Online dating apps allow users to connect with people they otherwise would never meet, and to thwart social norms without raising any eyebrows. In many cultures, men have traditionally been the instigators when it comes to heterosexual dating. But apps like Tinder give agency to both parties by requiring each to swipe right before a conversation can take place. This could help break the old stigma against women making the first move.
How the matched parties proceed afterward can still fall into old patterns, or new ones, like the unsolicited graphic sexual talk and harassment that are almost expected by women on the Internet at this point. Some apps such as Hinge and Coffee Meets Bagel seek to cut down on unwanted verbal exchanges by matching people that run in the same social circles. Others, including Bumble, purposefully require the woman make the first verbal move (at least in the case of opposite-sex matches).

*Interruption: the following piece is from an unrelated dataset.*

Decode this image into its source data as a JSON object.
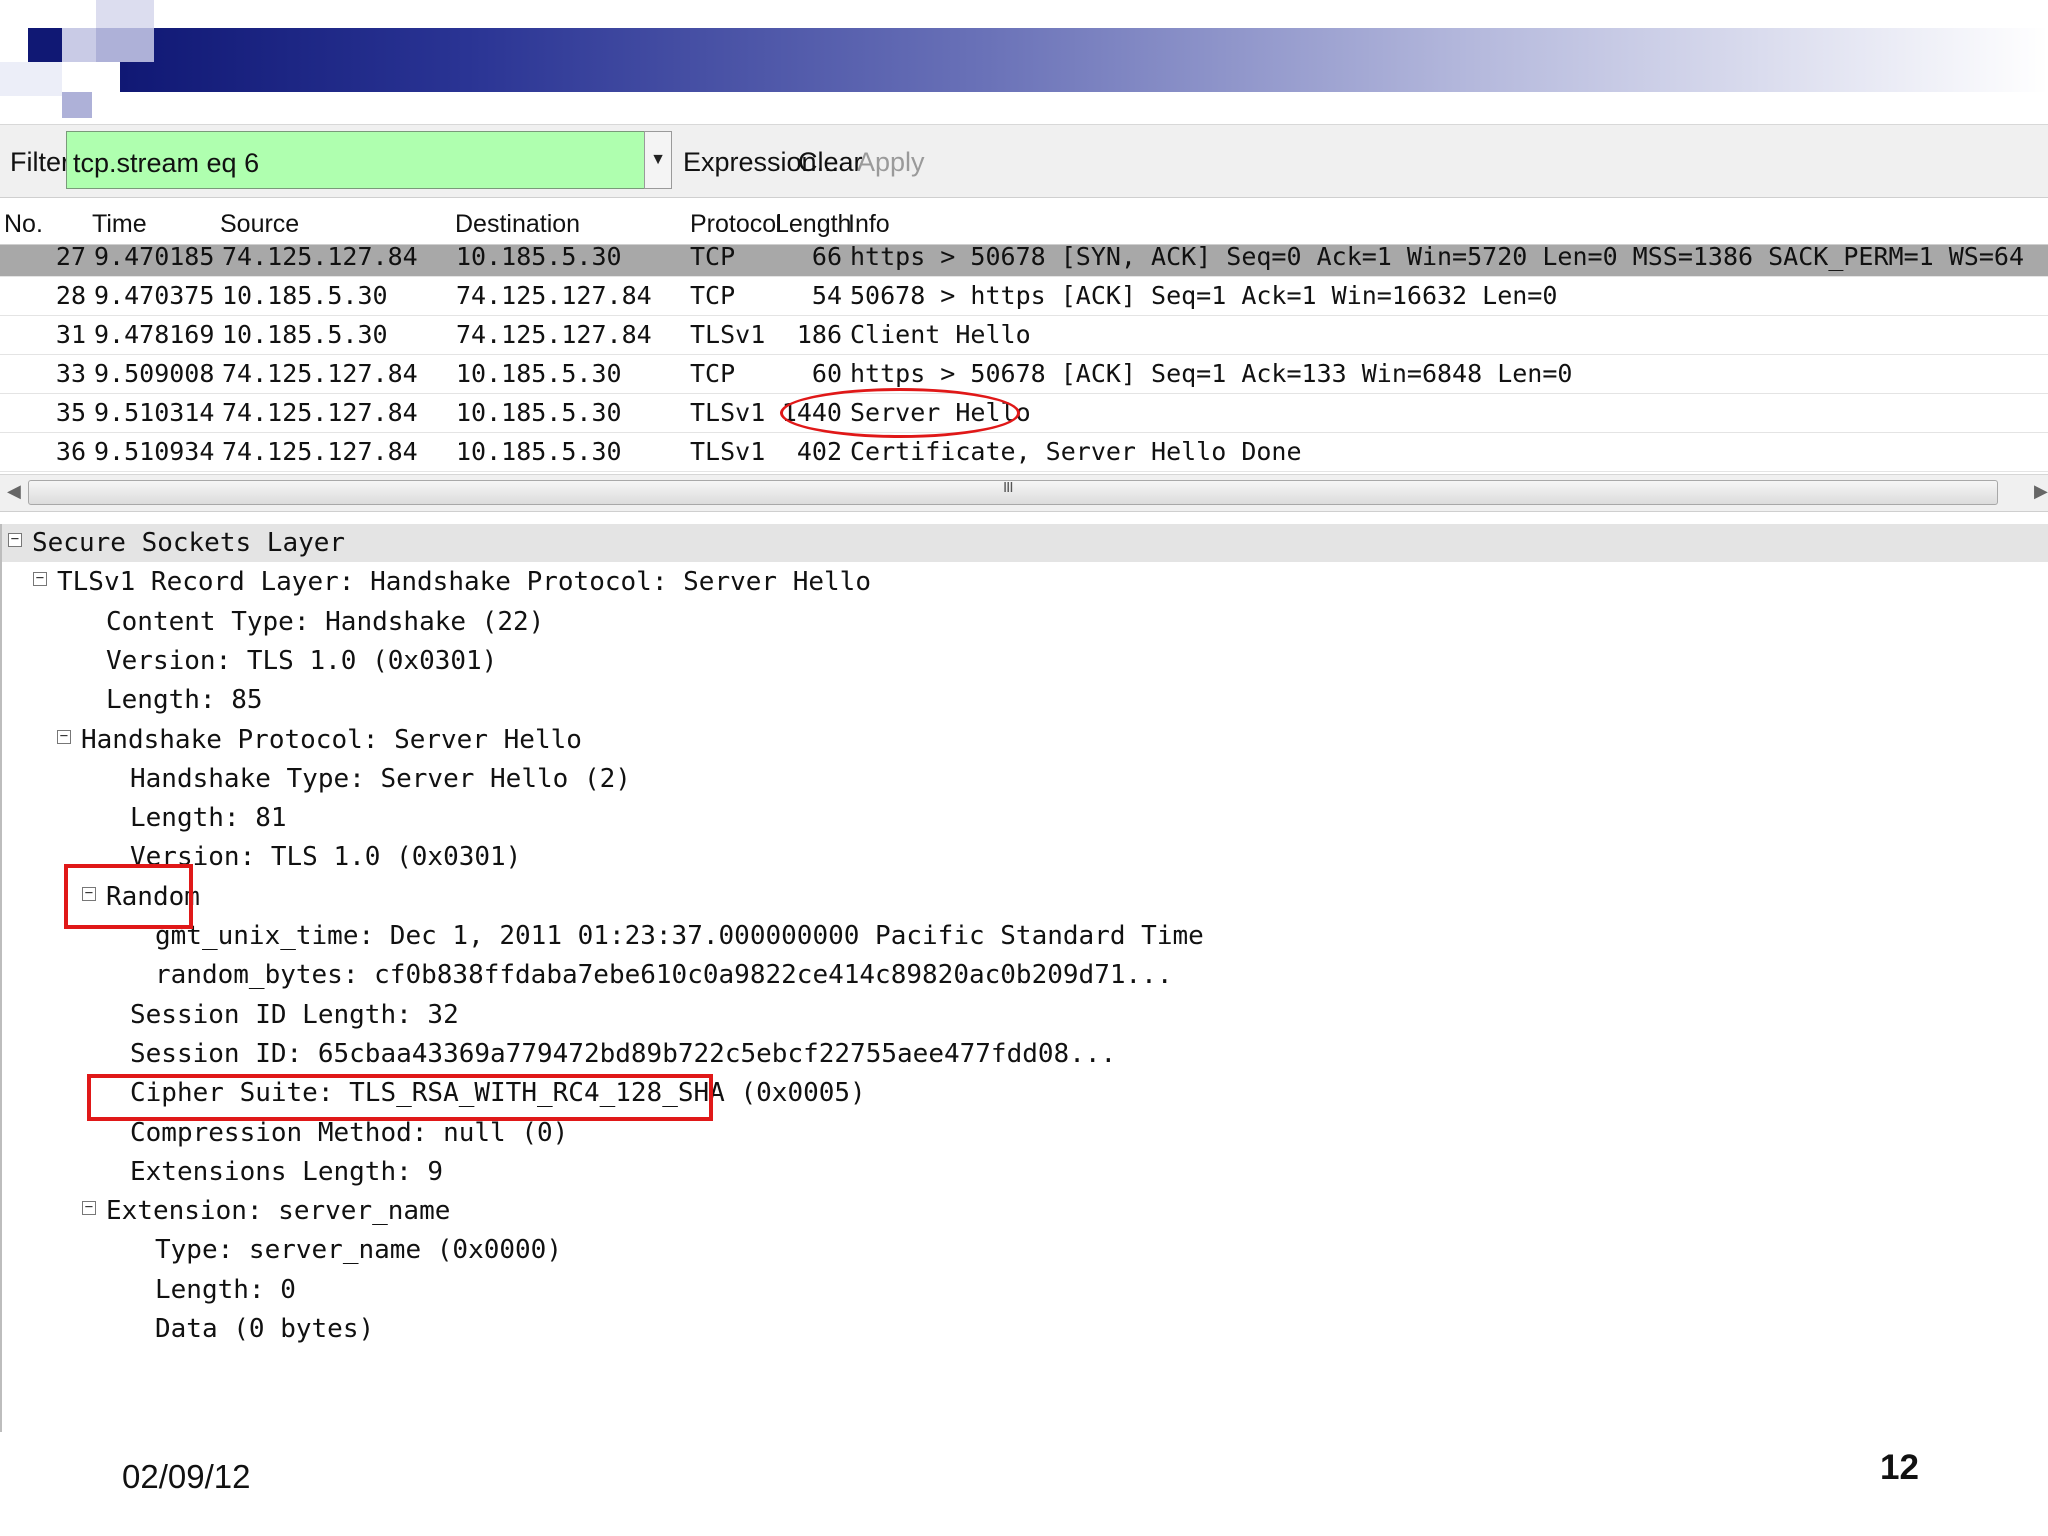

Tinder and similar apps also help tip the balance for shy and socially anxious people, who are at a bit of a disadvantage in traditional pick-up places like bars and clubs. For most, striking up an online conversation is less anxiety-inducing than talking to a stranger in person. And having already been accepted by a right swipe may lend a confidence boost.

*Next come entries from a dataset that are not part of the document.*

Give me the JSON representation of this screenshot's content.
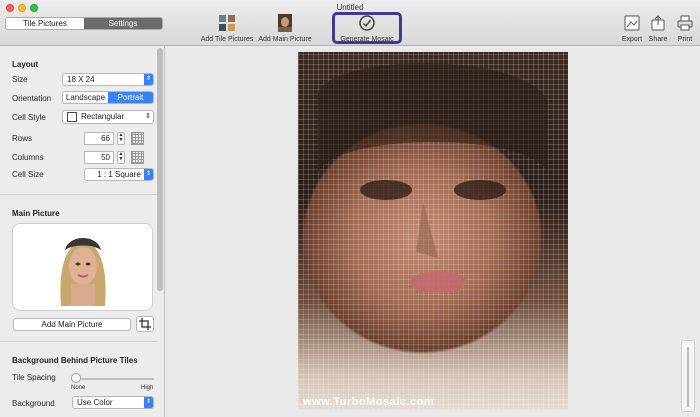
{
  "window": {
    "title": "Untitled"
  },
  "tabs": [
    {
      "label": "Tile Pictures",
      "active": false
    },
    {
      "label": "Settings",
      "active": true
    }
  ],
  "toolbar": {
    "add_tile_pictures": "Add Tile Pictures",
    "add_main_picture": "Add Main Picture",
    "generate_mosaic": "Generate Mosaic",
    "export": "Export",
    "share": "Share",
    "print": "Print"
  },
  "layout": {
    "title": "Layout",
    "size_label": "Size",
    "size_value": "18 X 24",
    "orientation_label": "Orientation",
    "orientation_options": [
      "Landscape",
      "Portrait"
    ],
    "orientation_selected": "Portrait",
    "cell_style_label": "Cell Style",
    "cell_style_value": "Rectangular",
    "rows_label": "Rows",
    "rows_value": "66",
    "columns_label": "Columns",
    "columns_value": "50",
    "cell_size_label": "Cell Size",
    "cell_size_value": "1 : 1 Square"
  },
  "main_picture": {
    "title": "Main Picture",
    "add_button": "Add Main Picture"
  },
  "background": {
    "title": "Background Behind Picture Tiles",
    "tile_spacing_label": "Tile Spacing",
    "tile_spacing_min": "None",
    "tile_spacing_max": "High",
    "tile_spacing_level": 0,
    "background_label": "Background",
    "background_value": "Use Color"
  },
  "mosaic": {
    "watermark": "www.TurboMosaic.com"
  },
  "colors": {
    "accent": "#3b82f6",
    "highlight_box": "#3f3990"
  },
  "icons": [
    "tile-grid-icon",
    "portrait-thumbnail-icon",
    "checkmark-circle-icon",
    "export-icon",
    "share-icon",
    "print-icon",
    "crop-icon"
  ]
}
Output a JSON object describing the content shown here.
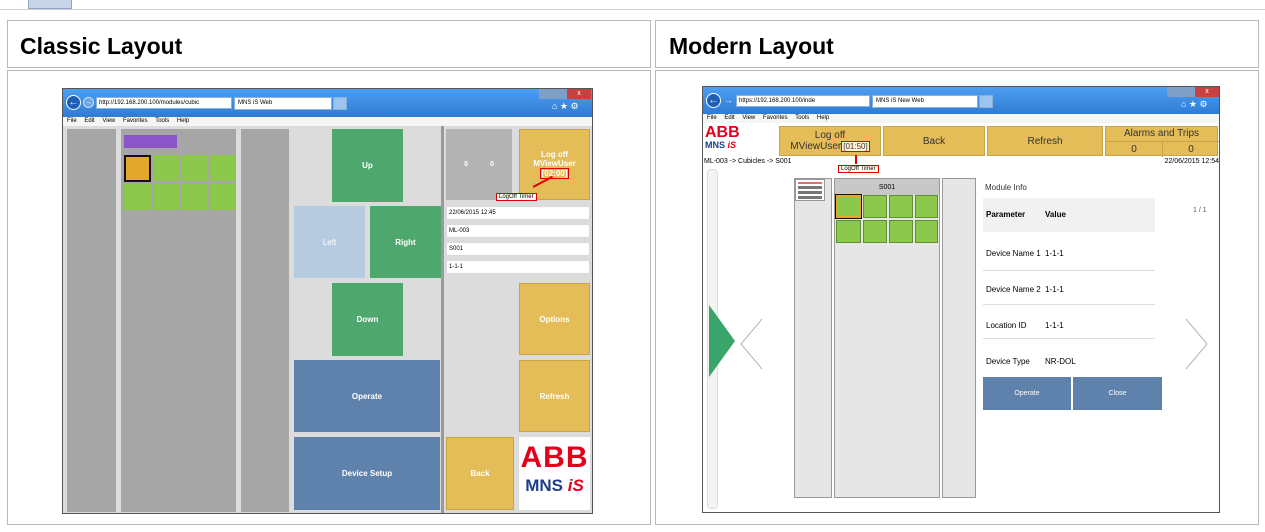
{
  "table": {
    "classic_header": "Classic Layout",
    "modern_header": "Modern Layout"
  },
  "browser_classic": {
    "url": "http://192.168.200.100/modules/cubic",
    "tab": "MNS iS Web",
    "menu": [
      "File",
      "Edit",
      "View",
      "Favorites",
      "Tools",
      "Help"
    ]
  },
  "browser_modern": {
    "url": "https://192.168.200.100/inde",
    "tab": "MNS iS New Web",
    "menu": [
      "File",
      "Edit",
      "View",
      "Favorites",
      "Tools",
      "Help"
    ]
  },
  "classic": {
    "up": "Up",
    "left": "Left",
    "right": "Right",
    "down": "Down",
    "operate": "Operate",
    "device_setup": "Device Setup",
    "counter_a": "0",
    "counter_b": "0",
    "logoff_line1": "Log off",
    "logoff_line2": "MViewUser",
    "logoff_timer": "[02:00]",
    "logoff_tooltip": "LogOff Timer",
    "info": [
      "22/06/2015 12:45",
      "ML-003",
      "S001",
      "1-1-1"
    ],
    "options": "Options",
    "refresh": "Refresh",
    "back": "Back",
    "logo_abb": "ABB",
    "logo_mns": "MNS",
    "logo_is": "iS"
  },
  "modern": {
    "logo_abb": "ABB",
    "logo_mns": "MNS",
    "logo_is": "iS",
    "logoff_line1": "Log off",
    "logoff_user": "MViewUser",
    "logoff_timer": "[01:50]",
    "logoff_tooltip": "LogOff Timer",
    "back": "Back",
    "refresh": "Refresh",
    "alarms_title": "Alarms and Trips",
    "alarms_a": "0",
    "alarms_b": "0",
    "breadcrumb": "ML-003 -> Cubicles -> S001",
    "datetime": "22/06/2015 12:54",
    "cubicle_label": "S001",
    "module_info": "Module Info",
    "col_param": "Parameter",
    "col_value": "Value",
    "page": "1 / 1",
    "rows": [
      {
        "param": "Device Name 1",
        "value": "1-1-1"
      },
      {
        "param": "Device Name 2",
        "value": "1-1-1"
      },
      {
        "param": "Location ID",
        "value": "1-1-1"
      },
      {
        "param": "Device Type",
        "value": "NR-DOL"
      }
    ],
    "operate": "Operate",
    "close": "Close"
  },
  "colors": {
    "gold": "#e4bd59",
    "green": "#4ea86e",
    "slate": "#5f82ad",
    "purple": "#8b55c9",
    "abb_red": "#e2001a"
  }
}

Tinder and its ilk can't reverse people's attitudes and neuroses overnight, but they can be useful tools that gradually change the game. And some online dating data gives added incentive. An OkCupid study found that straight men initiated contact far more often than straight women, but that the women who did so were 2.5 more likely to get a response than men, and ended up talking to people who were on average considered more desirable [sources: OkCupid, Victor]. In other words, women who could get past traditional gender expectations fared better.
Tinder is also upping the text game of its users; people who excel at text conversations are likely to win dates. Some users even crowdsource their responses to see what their friends think they should say before responding, which isn't possible face to face. Although that sort of interaction doesn't always translate to good in-person conversation, you can only hope the text interactions will accurately gauge compatibility and break the ice for the first meeting.